Performing a binomial test in R

Binomial test

A binomial test compares the number of successes observed in a given number of trials with a hypothesised probability of success. The test has the null hypothesis that the real probability of success is equal to some value denoted p, and the alternative hypothesis that it is not equal to p. The test can also be performed with a one-sided alternative hypothesis that the real probability of success is either greater than p or that it is less than p.

You can perform a binomial test with the binom.test function.  The command takes the general form:

> binom.test(nsuccesses, ntrials, p)

where nsuccesses is the number of successes observed, ntrials is the total number of trials and p is the hypothesised probability of success.

Alternatively you can give the number of successes and the number of failures observed, as shown below.

> binom.test(c(nsuccesses, nfailures), p)

To perform a one-sided test, set the alternative argument to "less" or "greater" as required.

> binom.test(nsuccesses, ntrials, p, alternative="greater")

The output includes a 95% confidence interval for the true probability. To adjust the size of this interval, use the conf.level argument as shown.

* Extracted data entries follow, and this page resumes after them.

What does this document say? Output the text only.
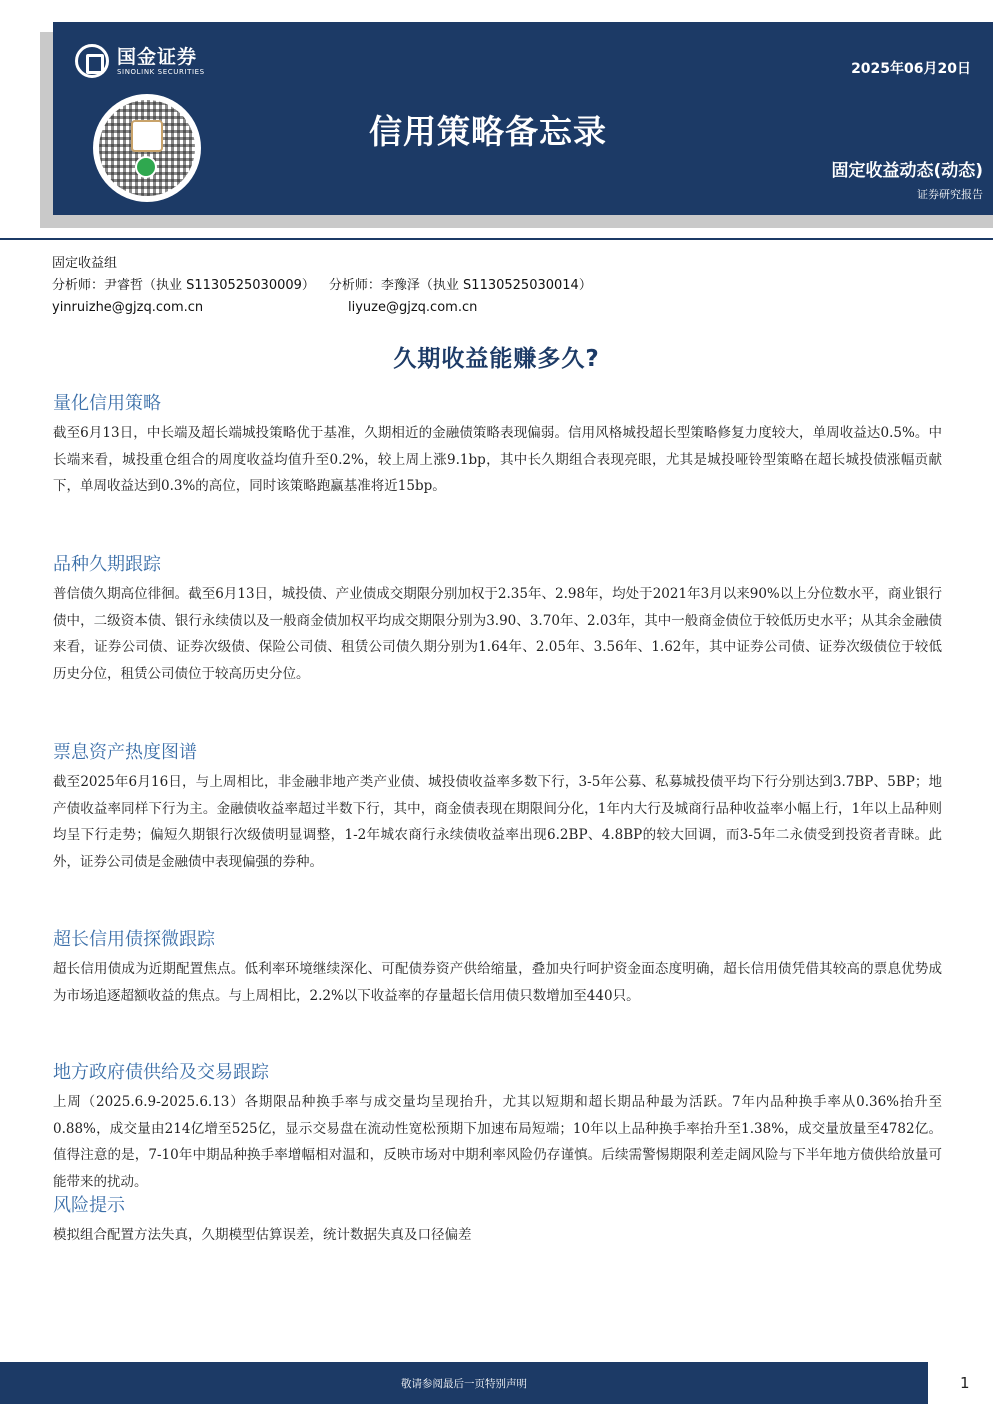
国金证券
SINOLINK SECURITIES	2025年06月20日
信用策略备忘录
固定收益动态(动态)
证券研究报告
固定收益组
分析师：尹睿哲（执业 S1130525030009） 分析师：李豫泽（执业 S1130525030014）
yinruizhe@gjzq.com.cn	liyuze@gjzq.com.cn
久期收益能赚多久?
量化信用策略

截至6月13日，中长端及超长端城投策略优于基准，久期相近的金融债策略表现偏弱。信用风格城投超长型策略修复力度较大，单周收益达0.5%。中长端来看，城投重仓组合的周度收益均值升至0.2%，较上周上涨9.1bp，其中长久期组合表现亮眼，尤其是城投哑铃型策略在超长城投债涨幅贡献下，单周收益达到0.3%的高位，同时该策略跑赢基准将近15bp。

品种久期跟踪

普信债久期高位徘徊。截至6月13日，城投债、产业债成交期限分别加权于2.35年、2.98年，均处于2021年3月以来90%以上分位数水平，商业银行债中，二级资本债、银行永续债以及一般商金债加权平均成交期限分别为3.90、3.70年、2.03年，其中一般商金债位于较低历史水平；从其余金融债来看，证券公司债、证券次级债、保险公司债、租赁公司债久期分别为1.64年、2.05年、3.56年、1.62年，其中证券公司债、证券次级债位于较低历史分位，租赁公司债位于较高历史分位。

票息资产热度图谱

截至2025年6月16日，与上周相比，非金融非地产类产业债、城投债收益率多数下行，3-5年公募、私募城投债平均下行分别达到3.7BP、5BP；地产债收益率同样下行为主。金融债收益率超过半数下行，其中，商金债表现在期限间分化，1年内大行及城商行品种收益率小幅上行，1年以上品种则均呈下行走势；偏短久期银行次级债明显调整，1-2年城农商行永续债收益率出现6.2BP、4.8BP的较大回调，而3-5年二永债受到投资者青睐。此外，证券公司债是金融债中表现偏强的券种。

超长信用债探微跟踪

超长信用债成为近期配置焦点。低利率环境继续深化、可配债券资产供给缩量，叠加央行呵护资金面态度明确，超长信用债凭借其较高的票息优势成为市场追逐超额收益的焦点。与上周相比，2.2%以下收益率的存量超长信用债只数增加至440只。

地方政府债供给及交易跟踪

上周（2025.6.9-2025.6.13）各期限品种换手率与成交量均呈现抬升，尤其以短期和超长期品种最为活跃。7年内品种换手率从0.36%抬升至0.88%，成交量由214亿增至525亿，显示交易盘在流动性宽松预期下加速布局短端；10年以上品种换手率抬升至1.38%，成交量放量至4782亿。值得注意的是，7-10年中期品种换手率增幅相对温和，反映市场对中期利率风险仍存谨慎。后续需警惕期限利差走阔风险与下半年地方债供给放量可能带来的扰动。

风险提示

模拟组合配置方法失真，久期模型估算误差，统计数据失真及口径偏差

敬请参阅最后一页特别声明	1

> binom.test(nsuccesses, ntrials, p, conf.level=0.99)

Example: Binomial test for die rolls

In a game, you suspect your opponent is using a die which is biased to roll a six greater than 1/6 of the time. Suppose you want to prove this by rolling the die 300 times and using a binomial test to determine whether the probability of rolling a six is equal to 1/6. A one-tailed test with a significance level of 0.05 will be used.

You roll the die 300 times and throw a total of 60 sixes. To perform the test, use the command:

> binom.test(60, 300, 1/6, alternative="greater")
   Exact binomial test

data:  60 and 300 
number of successes = 60, number of trials = 300, p-value = 0.07299
alternative hypothesis: true probability of success is greater than 0.1666667 
95 percent confidence interval:
 0.1626847 1.0000000 
sample estimates:
probability of success 

From the output you can see that the p-value is 0.07299. As this is not less that the significance level of 0.05, we cannot reject the null hypothesis that the probability of rolling a six is 1/6. This means that there is no evidence to prove that the die is not fair.